For ladies, gay men and yankees, pour yourself a large glass of Pinot Grigio. Everyone else, pour a shot of Patron. I recommend Anejo but the recipe permits some discretion here. Sip through the following steps.

Pour vegetable oil into your deep fryer or pot. Do not succumb to the temptation to reuse oil. This is an excommunicable offense for fish. If the oil looks like sweet tea, you may use it for french fries or fried chicken on a day of the week that ends in Y but starts with a letter other than F. If it looks like the coffee they serve at the Waffle House, put it on Craigslist for free and someone will pick it up.

Let the fish sit for awhile. In a large bowl, have your teenager combine 3 eggs, 1/2 cup of pure, room-temperature water, 1 cup of flour, 5 dashes of Tabasco, 1/8 cup of salt, 1/8 cup of creole seasoning and 1/8 cup of garlic powder. Instruct the pre-adolescent child to read out loud the portions and insist that the teenager repeats the portions as added.

Once the aforementioned ingredients are well-mixed, have the younger child gently pour a room-temperature Miller Genuine Draft or Miller High Life into the bowl, stirring gently. Let it sit.

Next, have your teenager pour flour onto a plate. With a fork, bathe the fish in the flour, then submerge it into the bowl with the batter, then return it to the flour. The use of fingers here is encouraged; massage the flour and batter into the fish. Canonical digits are advised; you will not have to wash as frequently.

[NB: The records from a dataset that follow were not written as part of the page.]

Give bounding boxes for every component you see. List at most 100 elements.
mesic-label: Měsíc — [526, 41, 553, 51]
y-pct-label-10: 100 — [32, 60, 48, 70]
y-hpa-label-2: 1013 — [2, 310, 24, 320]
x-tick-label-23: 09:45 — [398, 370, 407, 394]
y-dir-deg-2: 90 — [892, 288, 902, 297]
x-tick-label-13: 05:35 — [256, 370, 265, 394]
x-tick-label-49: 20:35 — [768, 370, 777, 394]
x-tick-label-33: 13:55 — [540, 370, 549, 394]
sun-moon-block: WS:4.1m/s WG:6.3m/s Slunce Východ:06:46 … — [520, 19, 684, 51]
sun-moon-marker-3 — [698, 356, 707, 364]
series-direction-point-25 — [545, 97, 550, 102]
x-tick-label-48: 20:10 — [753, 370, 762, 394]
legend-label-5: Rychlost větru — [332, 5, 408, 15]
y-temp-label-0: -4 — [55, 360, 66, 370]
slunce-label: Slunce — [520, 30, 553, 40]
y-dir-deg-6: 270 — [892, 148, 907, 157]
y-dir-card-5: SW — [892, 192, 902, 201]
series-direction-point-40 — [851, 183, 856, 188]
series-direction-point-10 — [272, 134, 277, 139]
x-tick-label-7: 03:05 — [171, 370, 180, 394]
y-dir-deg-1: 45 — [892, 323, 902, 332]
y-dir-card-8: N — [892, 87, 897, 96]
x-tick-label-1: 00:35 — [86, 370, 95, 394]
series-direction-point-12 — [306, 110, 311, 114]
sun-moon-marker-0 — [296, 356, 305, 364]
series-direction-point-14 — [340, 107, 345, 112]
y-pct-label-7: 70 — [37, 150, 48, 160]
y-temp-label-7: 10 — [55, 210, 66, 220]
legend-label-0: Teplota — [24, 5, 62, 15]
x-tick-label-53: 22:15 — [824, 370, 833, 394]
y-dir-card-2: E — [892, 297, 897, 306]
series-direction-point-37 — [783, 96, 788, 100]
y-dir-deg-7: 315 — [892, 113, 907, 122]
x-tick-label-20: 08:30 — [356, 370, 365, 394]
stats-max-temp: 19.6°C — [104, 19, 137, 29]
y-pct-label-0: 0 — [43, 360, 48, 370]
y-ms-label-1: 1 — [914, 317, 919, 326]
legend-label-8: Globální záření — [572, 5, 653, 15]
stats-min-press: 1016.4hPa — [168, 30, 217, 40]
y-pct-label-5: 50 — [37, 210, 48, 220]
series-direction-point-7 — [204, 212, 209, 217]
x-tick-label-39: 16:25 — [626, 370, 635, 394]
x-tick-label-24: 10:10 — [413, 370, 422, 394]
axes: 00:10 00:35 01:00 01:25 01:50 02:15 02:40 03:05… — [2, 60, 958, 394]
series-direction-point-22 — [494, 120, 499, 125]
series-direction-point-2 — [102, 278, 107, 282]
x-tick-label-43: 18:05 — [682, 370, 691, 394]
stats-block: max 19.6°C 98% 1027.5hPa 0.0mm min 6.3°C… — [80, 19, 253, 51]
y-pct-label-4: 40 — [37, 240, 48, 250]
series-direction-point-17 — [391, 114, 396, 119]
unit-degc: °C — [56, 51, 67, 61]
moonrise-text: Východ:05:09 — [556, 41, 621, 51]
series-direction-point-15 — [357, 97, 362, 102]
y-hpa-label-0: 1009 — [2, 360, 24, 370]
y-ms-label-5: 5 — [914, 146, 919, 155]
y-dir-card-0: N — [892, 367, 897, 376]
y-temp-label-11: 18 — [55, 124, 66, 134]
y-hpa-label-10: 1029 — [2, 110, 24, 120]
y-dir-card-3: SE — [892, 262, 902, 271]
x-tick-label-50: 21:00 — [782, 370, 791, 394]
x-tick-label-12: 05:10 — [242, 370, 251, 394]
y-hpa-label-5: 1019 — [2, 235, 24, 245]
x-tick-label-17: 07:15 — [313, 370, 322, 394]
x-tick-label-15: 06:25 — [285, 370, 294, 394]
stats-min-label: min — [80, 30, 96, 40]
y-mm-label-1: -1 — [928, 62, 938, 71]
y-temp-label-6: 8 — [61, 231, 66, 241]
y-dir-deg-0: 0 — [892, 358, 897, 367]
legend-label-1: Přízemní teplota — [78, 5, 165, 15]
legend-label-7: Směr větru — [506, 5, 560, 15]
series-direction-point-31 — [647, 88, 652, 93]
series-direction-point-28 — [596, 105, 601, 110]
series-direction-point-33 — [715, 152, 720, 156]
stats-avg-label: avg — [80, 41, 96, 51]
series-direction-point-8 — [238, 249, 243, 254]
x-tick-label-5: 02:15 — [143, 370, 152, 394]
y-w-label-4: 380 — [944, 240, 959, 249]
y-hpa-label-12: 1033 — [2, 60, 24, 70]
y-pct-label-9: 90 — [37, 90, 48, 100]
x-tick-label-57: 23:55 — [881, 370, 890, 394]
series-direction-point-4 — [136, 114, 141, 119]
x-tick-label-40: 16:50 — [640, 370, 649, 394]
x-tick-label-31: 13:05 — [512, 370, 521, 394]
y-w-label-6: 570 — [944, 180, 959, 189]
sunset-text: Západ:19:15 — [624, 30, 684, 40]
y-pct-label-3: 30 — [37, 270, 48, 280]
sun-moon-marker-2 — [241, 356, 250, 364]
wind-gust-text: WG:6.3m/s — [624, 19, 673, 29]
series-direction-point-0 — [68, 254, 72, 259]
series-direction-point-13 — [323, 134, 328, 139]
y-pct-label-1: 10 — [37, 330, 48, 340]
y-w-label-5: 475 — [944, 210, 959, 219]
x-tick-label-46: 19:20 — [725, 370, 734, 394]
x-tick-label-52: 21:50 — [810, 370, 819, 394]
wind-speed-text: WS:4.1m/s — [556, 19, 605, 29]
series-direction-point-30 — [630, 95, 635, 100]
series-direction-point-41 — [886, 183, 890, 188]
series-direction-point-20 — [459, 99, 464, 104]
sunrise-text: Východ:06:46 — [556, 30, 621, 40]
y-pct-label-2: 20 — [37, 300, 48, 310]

At this point you will undoubtedly need a refill on your beverage and you will understand the importance of keeping your forefinger and thumb together. Do not scrimp here; it is the lubricant of this process. It’s absence will ensure bland, flaccid fish that all will flee.

Once two asymmetrical pieces of fish have been sufficiently prepared, have your teenager submerge them into the oil-not dropping them-for five seconds. Then instruct your teenager to use a second fork to push the fish off into the oil. This precise step is vital to ensure your soft, flaky fish doesn’t stick to anything. If the oil is at 365F and you are at approximately 1,000′ elevation, cook the two pieces of fish-a whole filet-for five minutes. I have found that Pavarotti accompanies this process well and adds a special zest.

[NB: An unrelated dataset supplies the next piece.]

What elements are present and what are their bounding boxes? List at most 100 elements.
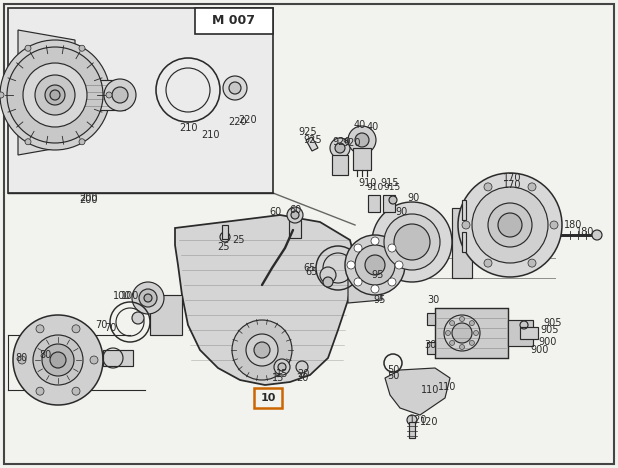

In the interim, your teenager will have prepared another three filets for submersion in the oil of their redemption.

At the same time, your responsible pre-adolescent is making Dad’s Special Homemade Tartar sauce. Here are the ingredients: 1 cup real Mayo, 1/4 cup dill relish, 1/2 TP salt, 1/2 TP onion powder, 1/4 TP pepper, 1 TP lemon juice. Mix. Chill.

Now the alarm which you set on your smartphone is gently reminding you the fish is ready. Your teenager will remove it from the oil and set it on the interior of the pizza box you saved from Date Night for this very purpose. As the fish relaxes, the cardboard will absorb the extra oil and you were going to throw it away anyway, so now you can engage in polemics with recycling fanatics with authority and confidence. Or, if you burn your trash in the country, you will be assured of delightful little surprises.

The fish will need to sit for a minimum of two minutes. Serve it on another piece of cardboard, or if you must use a proper plate, utilize a paper towel. If you ignore this instruction because you think you know better, you will end up with-you guessed it-flaccid fish, greasy plates and irritable children asking for peanut butter and jelly.

I encourage the consumption of fried okra, corn and/or broccoli with this meal. Yes, french fries commonly accompany fried fish but it’s simply too much for me. Some mothers have been known to serve Macaroni and Cheese as a side. Resist the temptation if possible to distract your children. When they discover this fish-or, they may operate under the assumption it is chicken-they will beg for more.

Pour yourself a congratulatory drink, sit back and enjoy!